A good 65 million Americans rely on Social Security to provide a steady stream of income in retirement. According to the National Academy of Social Insurance, Social Security represents the majority of income for 65% of beneficiaries. Furthermore, Social Security is the sole source of income for approximately 24% of people 65 and older. So it stands to reason that those who count on Social Security eagerly await a benefits increase each time a new year rolls around.
Unfortunately, for 2016, that didn't happen. For the first time in five years, Social Security beneficiaries didn't see so much as a dime added to their monthly benefit checks.
How COLAs work
Back in the day, it took special legislation for Social Security beneficiaries to get an increase in benefits. It wasn't until 1972 that Congress enacted the cost-of-living adjustment (COLA) provision, which allows for an automatic increase in benefits year after year. But these days, Social Security is designed to keep up with inflation -- at least in theory. Because beneficiaries may not have another source of income, the only way for them to retain their purchasing power in the face of inflation is to get a boost in benefits as prices for goods and services rise.
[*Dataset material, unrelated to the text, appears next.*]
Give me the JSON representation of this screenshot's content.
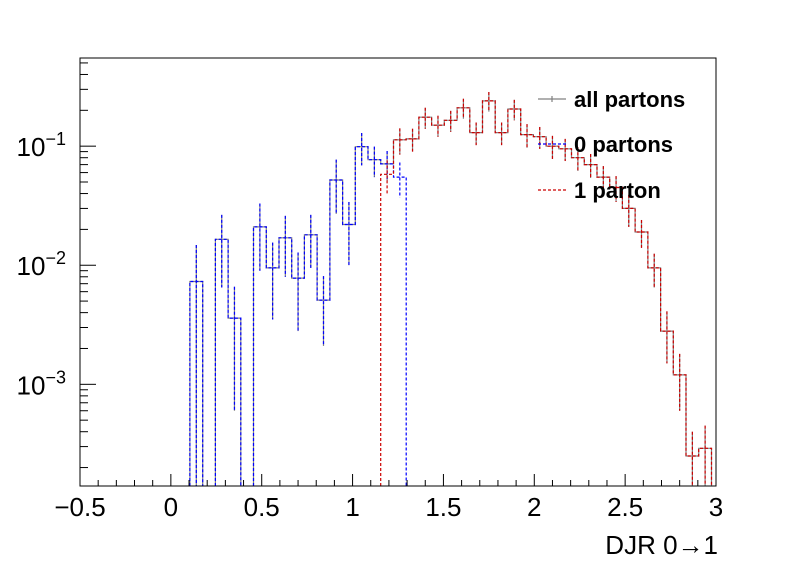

That's why the Social Security Administration makes an cost-of-living adjustment most every year.
The problem with COLAs is that they're based on the Consumer Price Index, or CPI, which measures pricing changes over time for common consumer goods and services. When the CPI points to a rise in prices, a COLA is applied to Social Security benefits to help recipients keep up. But when the CPI indicates that prices haven't gone up, or have actually gone down, Social Security benefits remain stagnant.
Now you may be thinking: "Do consumer prices ever really drop enough to wipe out COLAs?" And the answer is yes. Because gas prices dropped nearly 30% in the 12-month period from which this year's CPI data was obtained, the numbers just don't add up to a COLA for Social Security recipients.
Critics of this system argue that the CPI is only one measure of inflation and that it doesn't provide a comprehensive picture of the rising living costs that Social Security beneficiaries face. But for now, there's no way around it. A stable or declining CPI means no increase in Social Security benefits, period.
A harsh blow
This isn't the first time in recent years that Social Security benefits haven't gone up. Beneficiaries were denied a COLA back in 2010 and 2011. But for those who depend on Social Security, it's no easy pill to swallow. Despite the fact that recent increases were far from monumental -- prior to 2016, benefits climbed by less than 2% for three years in a row -- every little bit helps. The average retiree, for example, saw an extra $22 per month last year in Social Security benefits, which can actually go a long way for someone on a fixed income.
While it's too soon to predict what 2017 will have in store as far as a benefits increase is concerned, recipients are being advised to brace for a second consecutive year with no increase. On the bright side, those who depend on Social Security can rest assured that their benefits won't go down this year or the next, even if consumer prices continue to fall. Of course, that's not much of a silver lining, but for most folks who rely on Social Security, it's the best they're going to get.